Buffalo: A (kind of silly) guided meditation

One particular assignment from my Producing Media for Learning course left a lot to the imagination… Here was our prompt:

Choose an aspect of the following passage and reflect on, define, interpret, or reenact it: “Buffalo buffalo Buffalo buffalo buffalo buffalo Buffalo buffalo.”

This post includes the backstory on this strange prompt, my submission for this video assignment, the inspiration behind my submission, and some production notes.


The backstory on this assignment

Yes, “Buffalo buffalo Buffalo buffalo buffalo buffalo Buffalo buffalo.”

It’s a real sentence! Linguaphile that I am, I enjoyed learning about this.

Buffalo buffalo Buffalo buffalo buffalo buffalo Buffalo buffalo” is a grammatically correct sentence in English that is often presented as an example of how homonyms and homophones can be used to create complicated linguistic constructs through lexical ambiguity. It has been discussed in literature in various forms since 1967, when it appeared in Dmitri Borgmann‘s Beyond Language: Adventures in Word and Thought.

The sentence employs three distinct meanings of the word buffalo:

  • as an attributive noun (acting as an adjective) to refer to a specific place named Buffalo, the city of Buffalo, New York, being the most notable;
  • as the verb to buffalo, meaning (in American English[1]) “to bully, harass, or intimidate” or “to baffle”; and
  • as a noun to refer to the animal the buffalo (often called bison outside of North America). The plural is also buffalo.

A semantically equivalent form preserving the original word order is: “Buffalo bison that other Buffalo bison bully also bully Buffalo bison.”

Wikipedia (Yes, I know, Wikipedia isn’t the best source. You’d probably read the Wikipedia article if you looked this up on your own, though, wouldn’t you?)

Buffalo: A guided meditation

Here’s my submission in response to the assignment prompt: a guided meditation that uses the word “buffalo” as an anchor.


The inspiration behind this video (it all started as a joke)

Being that I found the etymology and meaning so interesting, you’d think it would have been easy for me to come up with a project idea, right? Especially since the professor was clear that it was an intentionally open-ended prompt and that almost any reasonably safe video idea was open for submission.

Even so, I found myself struggling to come up with a project idea that I thought was “just right.”

“Buffalo buffalo Buffalo buffalo buffalo buffalo Buffalo buffalo” was scrawled on my whiteboard, along with a hilarious amount of markup and doodles of buffalo and chicken wings (both drumettes and wingettes, because I’m an artist).

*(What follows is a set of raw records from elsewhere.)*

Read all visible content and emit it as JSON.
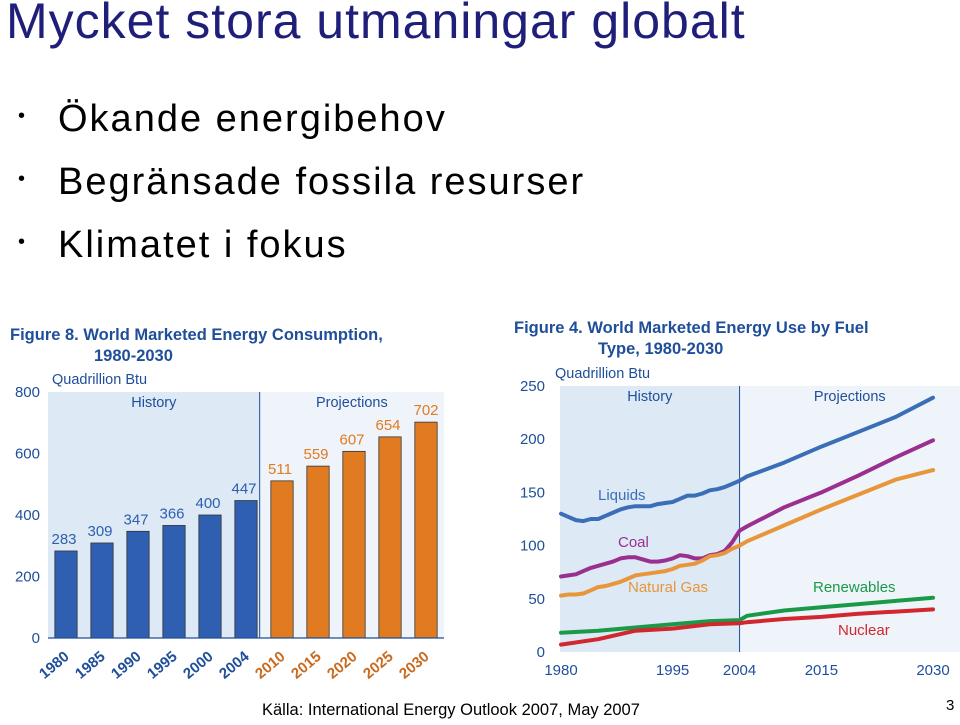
{
  "slide": {
    "title": "Mycket stora utmaningar globalt",
    "bullets": [
      "Ökande energibehov",
      "Begränsade fossila resurser",
      "Klimatet i fokus"
    ],
    "bullet_marker": "•",
    "source": "Källa: International Energy Outlook 2007, May 2007",
    "page_number": "3"
  },
  "colors": {
    "title": "#1f1f7a",
    "figure_text": "#1f4e9a",
    "history_bar": "#2e5fb0",
    "projection_bar": "#e07b22",
    "panel_history": "#dde9f4",
    "panel_projection": "#eef4fa",
    "liquids": "#3a6fb8",
    "coal": "#9b2f8f",
    "natural_gas": "#e8963a",
    "renewables": "#1a9a48",
    "nuclear": "#d0282e"
  },
  "chart_data": [
    {
      "type": "bar",
      "title": "Figure 8.  World Marketed Energy Consumption, 1980-2030",
      "title_lines": [
        "Figure 8.  World Marketed Energy Consumption,",
        "1980-2030"
      ],
      "ylabel": "Quadrillion Btu",
      "ylim": [
        0,
        800
      ],
      "yticks": [
        0,
        200,
        400,
        600,
        800
      ],
      "regions": [
        "History",
        "Projections"
      ],
      "categories": [
        "1980",
        "1985",
        "1990",
        "1995",
        "2000",
        "2004",
        "2010",
        "2015",
        "2020",
        "2025",
        "2030"
      ],
      "values": [
        283,
        309,
        347,
        366,
        400,
        447,
        511,
        559,
        607,
        654,
        702
      ],
      "projection_start_index": 6,
      "grid": false
    },
    {
      "type": "line",
      "title": "Figure 4.  World Marketed Energy Use by Fuel Type, 1980-2030",
      "title_lines": [
        "Figure 4.  World Marketed Energy Use by Fuel",
        "Type, 1980-2030"
      ],
      "ylabel": "Quadrillion Btu",
      "ylim": [
        0,
        250
      ],
      "yticks": [
        0,
        50,
        100,
        150,
        200,
        250
      ],
      "xlim": [
        1980,
        2030
      ],
      "xticks": [
        1980,
        1995,
        2004,
        2015,
        2030
      ],
      "regions": [
        "History",
        "Projections"
      ],
      "projection_start": 2004,
      "grid": false,
      "series": [
        {
          "name": "Liquids",
          "color": "#3a6fb8",
          "x": [
            1980,
            1981,
            1982,
            1983,
            1984,
            1985,
            1986,
            1987,
            1988,
            1989,
            1990,
            1991,
            1992,
            1993,
            1994,
            1995,
            1996,
            1997,
            1998,
            1999,
            2000,
            2001,
            2002,
            2003,
            2004,
            2005,
            2010,
            2015,
            2020,
            2025,
            2030
          ],
          "values": [
            130,
            127,
            124,
            123,
            125,
            125,
            128,
            131,
            134,
            136,
            137,
            137,
            137,
            139,
            140,
            141,
            144,
            147,
            147,
            149,
            152,
            153,
            155,
            158,
            161,
            165,
            178,
            193,
            207,
            221,
            239
          ]
        },
        {
          "name": "Coal",
          "color": "#9b2f8f",
          "x": [
            1980,
            1981,
            1982,
            1983,
            1984,
            1985,
            1986,
            1987,
            1988,
            1989,
            1990,
            1991,
            1992,
            1993,
            1994,
            1995,
            1996,
            1997,
            1998,
            1999,
            2000,
            2001,
            2002,
            2003,
            2004,
            2005,
            2010,
            2015,
            2020,
            2025,
            2030
          ],
          "values": [
            71,
            72,
            73,
            76,
            79,
            81,
            83,
            85,
            88,
            89,
            89,
            87,
            85,
            85,
            86,
            88,
            91,
            90,
            88,
            88,
            91,
            92,
            95,
            103,
            114,
            118,
            136,
            150,
            166,
            183,
            199
          ]
        },
        {
          "name": "Natural Gas",
          "color": "#e8963a",
          "x": [
            1980,
            1981,
            1982,
            1983,
            1984,
            1985,
            1986,
            1987,
            1988,
            1989,
            1990,
            1991,
            1992,
            1993,
            1994,
            1995,
            1996,
            1997,
            1998,
            1999,
            2000,
            2001,
            2002,
            2003,
            2004,
            2005,
            2010,
            2015,
            2020,
            2025,
            2030
          ],
          "values": [
            53,
            54,
            54,
            55,
            58,
            61,
            62,
            64,
            66,
            69,
            72,
            73,
            74,
            75,
            76,
            78,
            81,
            82,
            83,
            86,
            90,
            91,
            93,
            97,
            100,
            104,
            119,
            134,
            148,
            162,
            171
          ]
        },
        {
          "name": "Renewables",
          "color": "#1a9a48",
          "x": [
            1980,
            1985,
            1990,
            1995,
            2000,
            2004,
            2005,
            2010,
            2015,
            2020,
            2025,
            2030
          ],
          "values": [
            18,
            20,
            23,
            26,
            29,
            30,
            34,
            39,
            42,
            45,
            48,
            51
          ]
        },
        {
          "name": "Nuclear",
          "color": "#d0282e",
          "x": [
            1980,
            1985,
            1990,
            1995,
            2000,
            2004,
            2005,
            2010,
            2015,
            2020,
            2025,
            2030
          ],
          "values": [
            7,
            12,
            20,
            22,
            26,
            27,
            28,
            31,
            33,
            36,
            38,
            40
          ]
        }
      ]
    }
  ]
}
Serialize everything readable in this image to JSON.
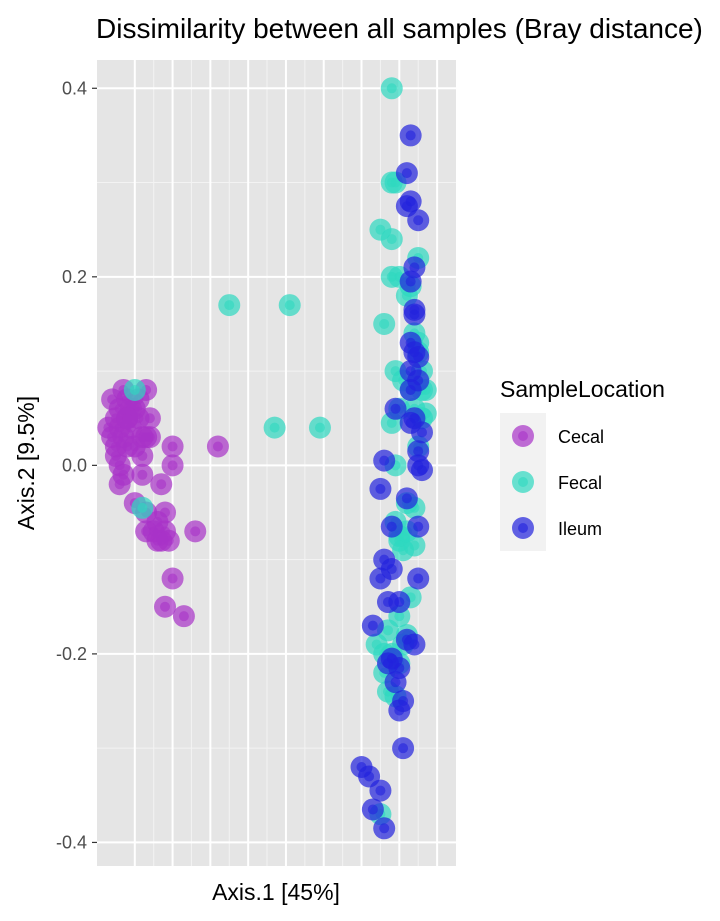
{
  "chart_data": {
    "type": "scatter",
    "title": "Dissimilarity between all samples (Bray distance)",
    "xlabel": "Axis.1   [45%]",
    "ylabel": "Axis.2   [9.5%]",
    "xlim": [
      -0.5,
      0.45
    ],
    "ylim": [
      -0.425,
      0.43
    ],
    "yticks": [
      -0.4,
      -0.2,
      0.0,
      0.2,
      0.4
    ],
    "ytick_labels": [
      "-0.4",
      "-0.2",
      "0.0",
      "0.2",
      "0.4"
    ],
    "xticks": [
      -0.4,
      -0.3,
      -0.2,
      -0.1,
      0.0,
      0.1,
      0.2,
      0.3,
      0.4
    ],
    "grid": true,
    "legend": {
      "title": "SampleLocation",
      "placement": "right"
    },
    "series": [
      {
        "name": "Cecal",
        "color": "#a832c8",
        "points": [
          [
            -0.46,
            0.07
          ],
          [
            -0.45,
            0.05
          ],
          [
            -0.44,
            0.06
          ],
          [
            -0.43,
            0.08
          ],
          [
            -0.42,
            0.07
          ],
          [
            -0.41,
            0.06
          ],
          [
            -0.47,
            0.04
          ],
          [
            -0.46,
            0.03
          ],
          [
            -0.45,
            0.02
          ],
          [
            -0.44,
            0.04
          ],
          [
            -0.43,
            0.03
          ],
          [
            -0.42,
            0.05
          ],
          [
            -0.41,
            0.04
          ],
          [
            -0.4,
            0.06
          ],
          [
            -0.39,
            0.05
          ],
          [
            -0.38,
            0.03
          ],
          [
            -0.37,
            0.08
          ],
          [
            -0.36,
            0.05
          ],
          [
            -0.45,
            0.01
          ],
          [
            -0.44,
            0.0
          ],
          [
            -0.43,
            -0.01
          ],
          [
            -0.44,
            -0.02
          ],
          [
            -0.42,
            0.02
          ],
          [
            -0.4,
            0.02
          ],
          [
            -0.38,
            0.01
          ],
          [
            -0.37,
            0.03
          ],
          [
            -0.36,
            0.03
          ],
          [
            -0.38,
            -0.01
          ],
          [
            -0.37,
            -0.05
          ],
          [
            -0.4,
            -0.04
          ],
          [
            -0.35,
            -0.07
          ],
          [
            -0.34,
            -0.08
          ],
          [
            -0.33,
            -0.08
          ],
          [
            -0.32,
            -0.07
          ],
          [
            -0.34,
            -0.06
          ],
          [
            -0.33,
            -0.02
          ],
          [
            -0.32,
            -0.05
          ],
          [
            -0.37,
            -0.07
          ],
          [
            -0.31,
            -0.08
          ],
          [
            -0.3,
            0.02
          ],
          [
            -0.3,
            0.0
          ],
          [
            -0.24,
            -0.07
          ],
          [
            -0.3,
            -0.12
          ],
          [
            -0.32,
            -0.15
          ],
          [
            -0.27,
            -0.16
          ],
          [
            -0.18,
            0.02
          ],
          [
            -0.42,
            0.05
          ],
          [
            -0.39,
            0.07
          ]
        ]
      },
      {
        "name": "Fecal",
        "color": "#2ed8c0",
        "points": [
          [
            -0.4,
            0.08
          ],
          [
            -0.38,
            -0.045
          ],
          [
            -0.15,
            0.17
          ],
          [
            -0.03,
            0.04
          ],
          [
            0.01,
            0.17
          ],
          [
            0.09,
            0.04
          ],
          [
            0.28,
            0.4
          ],
          [
            0.28,
            0.3
          ],
          [
            0.29,
            0.3
          ],
          [
            0.25,
            0.25
          ],
          [
            0.28,
            0.24
          ],
          [
            0.3,
            0.2
          ],
          [
            0.28,
            0.2
          ],
          [
            0.35,
            0.22
          ],
          [
            0.33,
            0.19
          ],
          [
            0.32,
            0.18
          ],
          [
            0.26,
            0.15
          ],
          [
            0.34,
            0.14
          ],
          [
            0.35,
            0.13
          ],
          [
            0.35,
            0.12
          ],
          [
            0.29,
            0.1
          ],
          [
            0.31,
            0.09
          ],
          [
            0.33,
            0.08
          ],
          [
            0.36,
            0.1
          ],
          [
            0.36,
            0.08
          ],
          [
            0.37,
            0.08
          ],
          [
            0.34,
            0.06
          ],
          [
            0.36,
            0.05
          ],
          [
            0.37,
            0.055
          ],
          [
            0.28,
            0.045
          ],
          [
            0.3,
            0.06
          ],
          [
            0.35,
            0.02
          ],
          [
            0.29,
            0.0
          ],
          [
            0.32,
            -0.04
          ],
          [
            0.34,
            -0.045
          ],
          [
            0.29,
            -0.06
          ],
          [
            0.3,
            -0.08
          ],
          [
            0.31,
            -0.09
          ],
          [
            0.3,
            -0.075
          ],
          [
            0.32,
            -0.07
          ],
          [
            0.34,
            -0.085
          ],
          [
            0.33,
            -0.14
          ],
          [
            0.27,
            -0.175
          ],
          [
            0.32,
            -0.18
          ],
          [
            0.24,
            -0.19
          ],
          [
            0.28,
            -0.2
          ],
          [
            0.3,
            -0.21
          ],
          [
            0.26,
            -0.22
          ],
          [
            0.27,
            -0.24
          ],
          [
            0.29,
            -0.245
          ],
          [
            0.25,
            -0.37
          ],
          [
            0.31,
            -0.19
          ],
          [
            0.3,
            -0.16
          ],
          [
            0.26,
            -0.2
          ]
        ]
      },
      {
        "name": "Ileum",
        "color": "#2222dd",
        "points": [
          [
            0.33,
            0.35
          ],
          [
            0.32,
            0.31
          ],
          [
            0.32,
            0.275
          ],
          [
            0.33,
            0.28
          ],
          [
            0.35,
            0.26
          ],
          [
            0.34,
            0.21
          ],
          [
            0.33,
            0.195
          ],
          [
            0.34,
            0.165
          ],
          [
            0.34,
            0.16
          ],
          [
            0.33,
            0.13
          ],
          [
            0.34,
            0.12
          ],
          [
            0.35,
            0.115
          ],
          [
            0.33,
            0.1
          ],
          [
            0.35,
            0.09
          ],
          [
            0.33,
            0.08
          ],
          [
            0.29,
            0.06
          ],
          [
            0.33,
            0.045
          ],
          [
            0.34,
            0.05
          ],
          [
            0.36,
            0.035
          ],
          [
            0.35,
            0.015
          ],
          [
            0.26,
            0.005
          ],
          [
            0.35,
            0.0
          ],
          [
            0.36,
            -0.005
          ],
          [
            0.25,
            -0.025
          ],
          [
            0.32,
            -0.035
          ],
          [
            0.35,
            -0.065
          ],
          [
            0.28,
            -0.065
          ],
          [
            0.26,
            -0.1
          ],
          [
            0.28,
            -0.11
          ],
          [
            0.25,
            -0.12
          ],
          [
            0.35,
            -0.12
          ],
          [
            0.27,
            -0.145
          ],
          [
            0.3,
            -0.145
          ],
          [
            0.23,
            -0.17
          ],
          [
            0.32,
            -0.185
          ],
          [
            0.34,
            -0.19
          ],
          [
            0.28,
            -0.205
          ],
          [
            0.27,
            -0.21
          ],
          [
            0.3,
            -0.215
          ],
          [
            0.29,
            -0.23
          ],
          [
            0.3,
            -0.26
          ],
          [
            0.31,
            -0.25
          ],
          [
            0.31,
            -0.3
          ],
          [
            0.2,
            -0.32
          ],
          [
            0.22,
            -0.33
          ],
          [
            0.25,
            -0.345
          ],
          [
            0.23,
            -0.365
          ],
          [
            0.26,
            -0.385
          ]
        ]
      }
    ]
  }
}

Isn’t it odd how sometimes the most open-ended, autonomous assignments can be the most daunting? Each time I looked at the doodles on my whiteboard, the buffalo taunted me. I knew I needed to script something out soon to stay on track with the assignment milestones, but I had a wicked case of writer’s block.

After spinning up several ideas only to poke holes in them from a logistic perspective, I was feeling rather defeated. All I had was “put something together about semantic satiation,” because by this point, I had spoken, read, written, generally contemplated the word buffalo so much that it no longer had any meaning.

I chatted with a friend, lamenting my situation and admitting that, in general, I hadn’t been feeling super balanced between life, school, and work. She reminded me of guided meditation videos as a tool for self-regulation and recharging. She referred to one in particular, which has some colorful (and, frankly, relatable) language. This led us to joke about making a guided meditation video centering on the word buffalo.

Then, suddenly, the joke felt less like a joke and more like “the perfect idea for this project.”

I finally felt like I had something I could run with. Over the years, I’ve been told more than once that I have a soothing recorded voice. On top of it, I was looking for ways to prioritize mindfulness practices for my own self-preservation. 

Why not take a first step towards my own inner peace by making a guided meditation?


Production notes

After watching a few (G-rated) examples of video-based meditation for inspiration, I storyboarded a script and got to work filming and curating visually mesmerizing footage available royalty-free from Vimeo & Flickr users.

I used an iPad for all the shots I captured specifically for this project, which were the wildlife and grassy shots. I dragged Tighe out for a hike around the South Park Game Preserve for those, since it just so happens to be in the greater Pittsburgh area and the home to some buffalo. I also captured a 3.5-hour time lapse of the morning sky from the 23rd floor of an office building in downtown Pittsburgh.

I also drew from my own library of earlier videos. Most of the repurposed footage came from my Android Turbo mobile device.

I produced the final video in Camtasia, using a Blue Snowball mic to record narration.

The background audio is called “Soft Euphoria.” It was available on Free Music Archive at the time of original publication; however, it appears that it may no longer be posted there.